O lirismo no Direito
Não são poucos os juristas que paralelamente a sua atividade profissional e intelectual no Direito, também cultuam as belas letras, e contribuem para valorizar a riqueza da língua portuguesa. O grande jurista Tobias Barreto, por exemplo, nos deixou um livro de poesia chamado “Dias e Noites”, onde o criador da Escola do Recife, nos mostra que nem só de hermenêutica jurídica se faz um advogado. Pontes Miranda, autor do imenso “Tratado de Direito Privado” – considerada ainda hoje a maior obra já escrita por uma única pessoa, com 60 volumes e a façanha de ter consultado 12 mil livros para escreve-la – também se dedicou aos versos, publicando um afamado volume de poesias em francês chamado “Poèmes et chansons” em 1969.
Quem nos conta essa interessante história é o próprio autor da peça, o advogado Ronaldo Cunha Lima, político e poeta paraibano, membro da Academia Paraibana de Letras, como um exemplo de que as lides jurídicas conseguem conviver em harmonia com lirismo poético. Depois de ter conseguido a liberação de uns porcos de criação de um amigo que incomodava muito a vizinhança e que por isso tinham sido apreendidos, através de um “Habeas Porcos”, protagonizou outro caso acontecido em 1955, no início de sua carreira advocatícia, que ilustra bem a poesia que se esconde onde menos se espera. O caso ficou conhecido como “Habeas Pinho”.
Diz que um grupo de boêmios em Campina Grande, terra onde o poeta estudou e iniciou sua carreira política, faziam alegremente uma serenata e ao ser chamada a polícia, acabaram levando o preso o violão, ao que o grupo foi pedir ao jovem advogado, também chegado a versos e serestas, uma ajuda para que pudessem reaver o “instrumento do crime”, no que o nobre causídico escreveu a petição em versos dirigido ao Exmo. Sr. Dr. Arthur Moura, Juiz de Direito da 2ª Vara da Comarca: “O instrumento do crime que se arrola/neste processo de contravenção/não é faca, revólver nem pistola,/ é simplesmente, doutor, um violão.// Um violão, doutor, que na verdade/Não matou nem feriu um cidadão./ Feriu, sim, a sensibilidade/de quem o ouviu vibrar na solidão.” E continua: “O violão é próprio dos cantores,/Dos menestréis de alma enternecida/ Que cantam as mágoas e que povoam a vida/ Sufocando suas próprias dores”./.../ “!Seu viver, como o nosso, é transitório,/ Porém seu destino se perpétua./Ele nasceu para cantar na rua/ E não para ser arquivo de Cartório.” E termina assim: “Mande, pois, libertá-lo da agonia/ (a consciência assim nos insinua)/ Não sufoque o cantar que vem da rua,/ Que vem da noite para saudar o dia.”// É o apelo que aqui lhe dirigimos,/ na certeza do seu acolhimento./ Juntada desta aos autos nós pedimos/ e pedimos também deferimento.”

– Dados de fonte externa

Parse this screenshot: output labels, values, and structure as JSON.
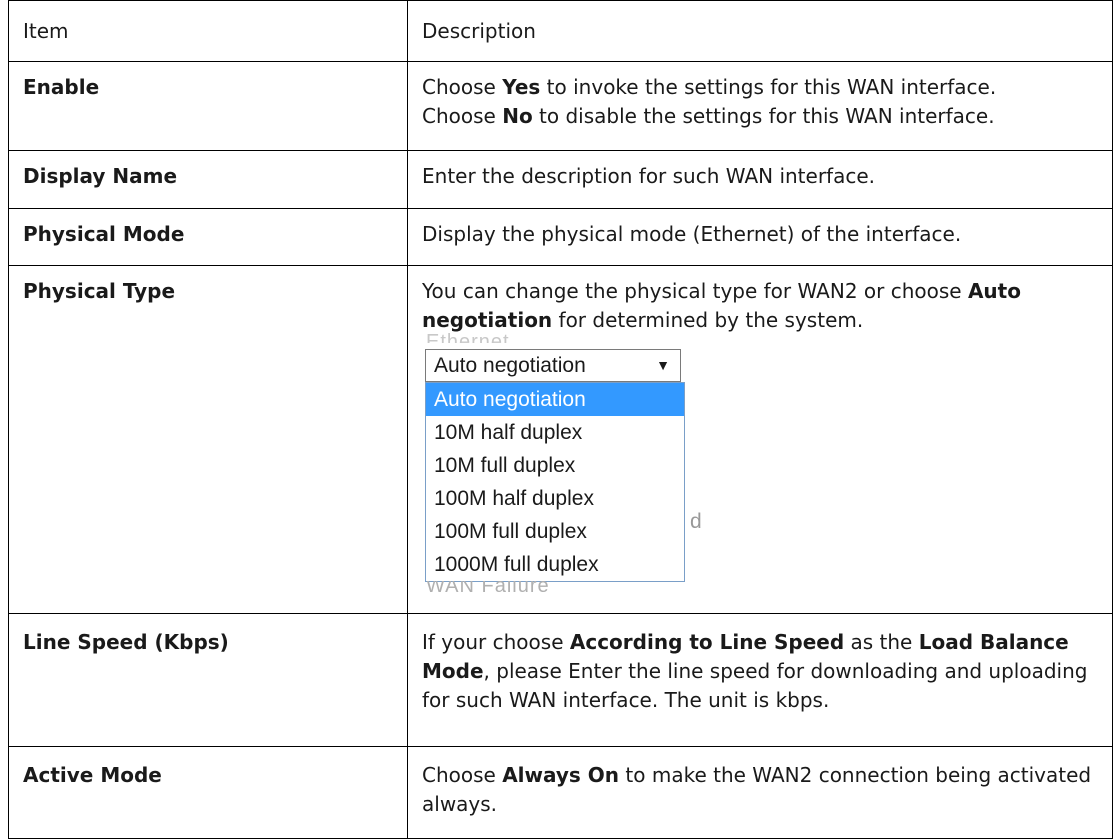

Sobre a resposta, divergem os que nos contam essa história. Para uns o juiz respondeu a petição nos metrificados versos de um soneto: “Recebo a petição escrita em verso/E, despachando-a sem autuação,/ Verbero o ato vil, rude e perverso,/ Que prende, no Cartório, um violão.// Emudecer a prima e o bordão,/ Nos confins de um arquivo, em sombra imerso,/ É desumana e vil destruição/ De tudo que há de belo no universo.// Que seja Sol, ainda que a desoras,/ E volte á rua, em vida transviada,/ Num esbanjar de lágrimas sonoras.// Se grato for, acaso ao que lhe fiz,/ Noite de luz, plena madrugada,/ Venha tocar á porta do Juiz.” Outros dizem que diante dessa demonstração poética se sentiu na obrigação de responder na mesma linguagem, despachou a petição do poeta, também em versos populares: “Para que eu não carregue/ Remorso no coração,/Determino que seja entregue,/ ao seu dono, o violão”
E ainda há quem diga que não existe lirismo nas lides jurídicas.